Spain at that time was Carthaginian as far north as the river Ebro. To
that boundary the Romans restricted them. Any crossing of the Ebro by
the Carthaginians was to be considered an act of war against the
Romans. At last in 218 B.C. the Carthaginians, provoked by new Roman
aggressions, did cross this river under a young general named Hannibal,
one of the most brilliant commanders in the whole of history. He
marched his army from Spain over the Alps into Italy, raised the Gauls
against the Romans, and carried on the Second Punic War in Italy itself
for fifteen years. He inflicted tremendous defeats upon the Romans at
Lake Trasimere and at Cannæ, and throughout all his Italian campaigns
no Roman army stood against him and escaped disaster. But a Roman army
had landed at Marseilles and cut his communications with Spain; he had
no siege train, and he could never capture Rome. Finally the
Carthaginians, threatened by the revolt of the Numidians at home, were
forced back upon the defence of their own city in Africa, a Roman army
crossed into Africa, and Hannibal experienced his first defeat under
its walls at the battle of Zama (202 B.C. at the hands of Scipio
Africanus the Elder. The battle of Zama ended this Second Punic War.
Carthage capitulated; she surrendered Spain and her war fleet; she paid
an enormous indemnity and agreed to give up Hannibal to the vengeance
of the Romans. But Hannibal escaped and fled to Asia where later,
being in danger of falling into the hands of his relentless enemies, he
took poison and died.
For fifty-six years Rome and the shorn city of Carthage were at peace.
And meanwhile Rome spread her empire over confused and divided Greece,
invaded Asia Minor, and defeated Antiochus III, the Seleucid monarch,
at Magnesia in Lydia. She made Egypt, still under the Ptolemies, and
Pergamum and most of the small states of Asia Minor into “Allies,” or,
as we should call them now, “protected states.”
Meanwhile Carthage, subjugated and enfeebled, had been slowly regaining
something of her former prosperity. Her recovery revived the hate and
suspicion of the Romans. She was attacked upon the most shallow and
artificial of quarrels (149 B.C.), she made an obstinate and bitter
resistance, stood a long siege and was stormed (146 B.C.). The street
fighting, or massacre, lasted six days; it was extraordinarily bloody,
and when the citadel capitulated only about fifty thousand of the
Carthaginian population remained alive out of a quarter of a million.

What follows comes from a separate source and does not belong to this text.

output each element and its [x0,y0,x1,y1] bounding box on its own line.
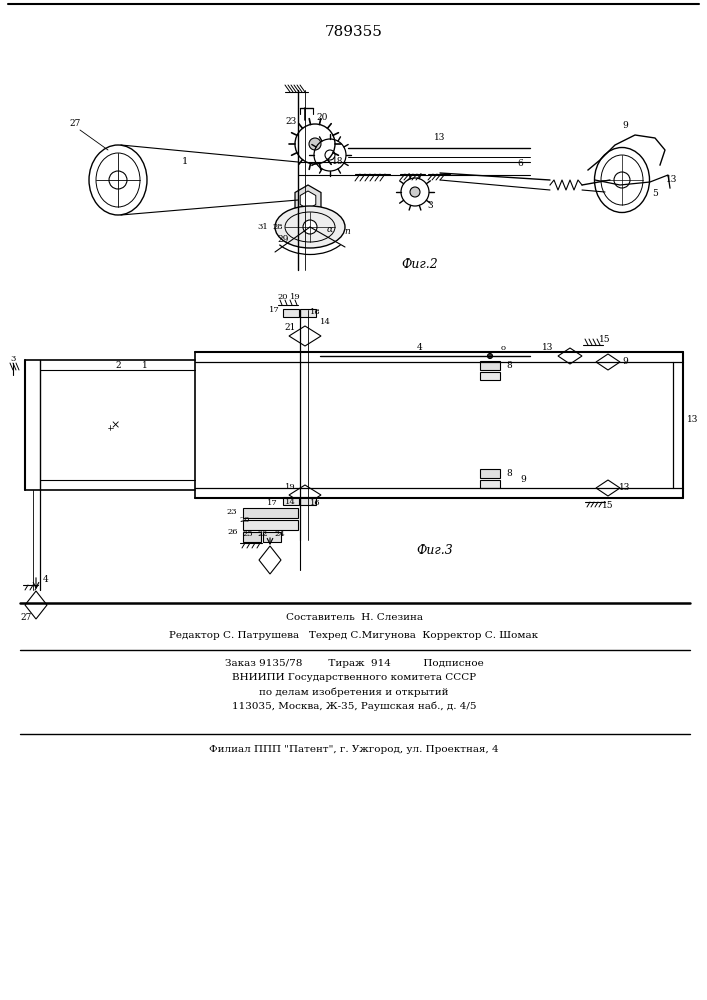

They were sold into slavery, and the city was burnt and elaborately
destroyed. The blackened ruins were ploughed and sown as a sort of
ceremonial effacement.
Map: The Extent of the Roman Power & its Alliances about 150 B.C.

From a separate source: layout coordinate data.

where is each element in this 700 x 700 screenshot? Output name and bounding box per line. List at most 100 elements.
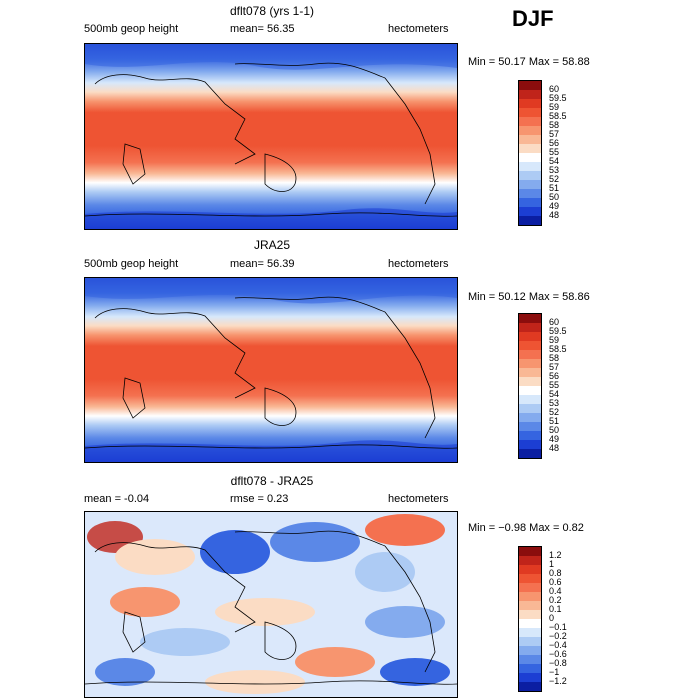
- colorbar-tick-label: 48: [549, 210, 560, 220]
- colorbar-swatch: [519, 314, 541, 323]
- colorbar-swatch: [519, 180, 541, 189]
- colorbar-tick-label: −0.6: [549, 649, 567, 659]
- colorbar-swatch: [519, 216, 541, 225]
- colorbar-swatch: [519, 99, 541, 108]
- colorbar-tick-label: 60: [549, 84, 560, 94]
- panel1-variable: 500mb geop height: [84, 23, 179, 35]
- colorbar-swatch: [519, 126, 541, 135]
- colorbar-swatch: [519, 332, 541, 341]
- season-label: DJF: [512, 6, 554, 31]
- colorbar-swatch: [519, 619, 541, 628]
- panel3-map: [84, 511, 458, 698]
- colorbar-tick-label: 59.5: [549, 326, 567, 336]
- panel1-title: dflt078 (yrs 1-1): [229, 4, 315, 18]
- panel2-mean: mean= 56.39: [230, 258, 295, 270]
- colorbar-tick-label: 58: [549, 353, 560, 363]
- panel2-title: JRA25: [253, 238, 291, 252]
- colorbar-swatch: [519, 198, 541, 207]
- panel2-variable: 500mb geop height: [84, 258, 179, 270]
- colorbar-tick-label: 52: [549, 407, 560, 417]
- panel3-title: dflt078 - JRA25: [230, 474, 314, 488]
- colorbar-swatch: [519, 162, 541, 171]
- colorbar-swatch: [519, 144, 541, 153]
- colorbar-swatch: [519, 323, 541, 332]
- panel3-contour-plot: [85, 512, 457, 697]
- colorbar-tick-label: 54: [549, 156, 560, 166]
- colorbar-swatch: [519, 404, 541, 413]
- colorbar-tick-label: 51: [549, 183, 560, 193]
- colorbar-tick-label: −0.4: [549, 640, 567, 650]
- panel1-minmax: Min = 50.17 Max = 58.88: [468, 56, 590, 68]
- colorbar-swatch: [519, 583, 541, 592]
- colorbar-tick-label: 53: [549, 398, 560, 408]
- colorbar-swatch: [519, 449, 541, 458]
- colorbar-swatch: [519, 601, 541, 610]
- colorbar-tick-label: 0: [549, 613, 555, 623]
- colorbar-tick-label: 49: [549, 434, 560, 444]
- colorbar-tick-label: −1: [549, 667, 560, 677]
- colorbar-tick-label: −0.1: [549, 622, 567, 632]
- colorbar-swatch: [519, 574, 541, 583]
- colorbar-tick-label: 58.5: [549, 111, 567, 121]
- colorbar-swatch: [519, 395, 541, 404]
- colorbar-swatch: [519, 359, 541, 368]
- colorbar-tick-label: 55: [549, 147, 560, 157]
- colorbar-tick-label: 0.8: [549, 568, 562, 578]
- panel1-map: [84, 43, 458, 230]
- colorbar-swatch: [519, 646, 541, 655]
- colorbar-tick-label: 56: [549, 138, 560, 148]
- panel3-mean: mean = -0.04: [84, 493, 150, 505]
- colorbar-swatch: [519, 628, 541, 637]
- colorbar-tick-label: −1.2: [549, 676, 567, 686]
- colorbar-swatch: [519, 350, 541, 359]
- colorbar-swatch: [519, 386, 541, 395]
- colorbar-tick-label: 50: [549, 192, 560, 202]
- colorbar-swatch: [519, 610, 541, 619]
- colorbar-swatch: [519, 81, 541, 90]
- colorbar-swatch: [519, 673, 541, 682]
- colorbar-tick-label: 1.2: [549, 550, 562, 560]
- colorbar-swatch: [519, 413, 541, 422]
- panel2-minmax: Min = 50.12 Max = 58.86: [468, 291, 590, 303]
- colorbar-swatch: [519, 431, 541, 440]
- panel1-contour-plot: [85, 44, 457, 229]
- colorbar-swatch: [519, 108, 541, 117]
- colorbar-tick-label: −0.8: [549, 658, 567, 668]
- colorbar-swatch: [519, 207, 541, 216]
- colorbar-swatch: [519, 440, 541, 449]
- colorbar-tick-label: 54: [549, 389, 560, 399]
- colorbar-swatch: [519, 368, 541, 377]
- colorbar-swatch: [519, 117, 541, 126]
- colorbar-tick-label: 0.2: [549, 595, 562, 605]
- colorbar-tick-label: 0.1: [549, 604, 562, 614]
- colorbar-tick-label: 57: [549, 129, 560, 139]
- colorbar-tick-label: 0.6: [549, 577, 562, 587]
- panel3-minmax: Min = −0.98 Max = 0.82: [468, 522, 584, 534]
- colorbar-tick-label: 58: [549, 120, 560, 130]
- colorbar-tick-label: 50: [549, 425, 560, 435]
- colorbar-swatch: [519, 655, 541, 664]
- colorbar-swatch: [519, 547, 541, 556]
- panel1-units: hectometers: [388, 23, 449, 35]
- colorbar-tick-label: 49: [549, 201, 560, 211]
- colorbar-swatch: [519, 565, 541, 574]
- panel2-contour-plot: [85, 278, 457, 462]
- colorbar-tick-label: 55: [549, 380, 560, 390]
- colorbar-tick-label: 60: [549, 317, 560, 327]
- colorbar-tick-label: 48: [549, 443, 560, 453]
- colorbar-swatch: [519, 189, 541, 198]
- colorbar-swatch: [519, 377, 541, 386]
- panel3-rmse: rmse = 0.23: [230, 493, 289, 505]
- colorbar-swatch: [519, 664, 541, 673]
- colorbar-tick-label: 59: [549, 335, 560, 345]
- colorbar-tick-label: 59: [549, 102, 560, 112]
- colorbar-tick-label: 0.4: [549, 586, 562, 596]
- panel3-units: hectometers: [388, 493, 449, 505]
- colorbar-swatch: [519, 171, 541, 180]
- panel2-map: [84, 277, 458, 463]
- colorbar-swatch: [519, 592, 541, 601]
- colorbar-swatch: [519, 153, 541, 162]
- colorbar-tick-label: 59.5: [549, 93, 567, 103]
- colorbar-swatch: [519, 556, 541, 565]
- colorbar-tick-label: 53: [549, 165, 560, 175]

So ended the Third Punic War. Of all the Semitic states and cities
that had flourished in the world five centuries before only one little
country remained free under native rulers. This was Judea, which had
liberated itself from the Seleucids and was under the rule of the
native Maccabean princes. By this time it had its Bible almost
complete, and was developing the distinctive traditions of the Jewish
world as we know it now. It was natural that the Carthaginians,
Phoenicians and kindred peoples dispersed about the world should find a
common link in their practically identical language and in this
literature of hope and courage. To a large extent they were still the
traders and bankers of the world. The Semitic world had been submerged
rather than replaced.
Jerusalem, which has always been rather the symbol than the centre of
Judaism, was taken by the Romans in 65 B.C.; and after various
vicissitudes of quasi- independence and revolt was besieged by them in
70 A.D. and captured after a stubborn struggle. The Temple was
destroyed. A later rebellion in 132 A.D. completed its destruction,
and the Jerusalem we know to-day was rebuilt later under Roman
auspices. A temple to the Roman god, Jupiter Capitolinus, stood in the
place of the Temple, and Jews were forbidden to inhabit the city.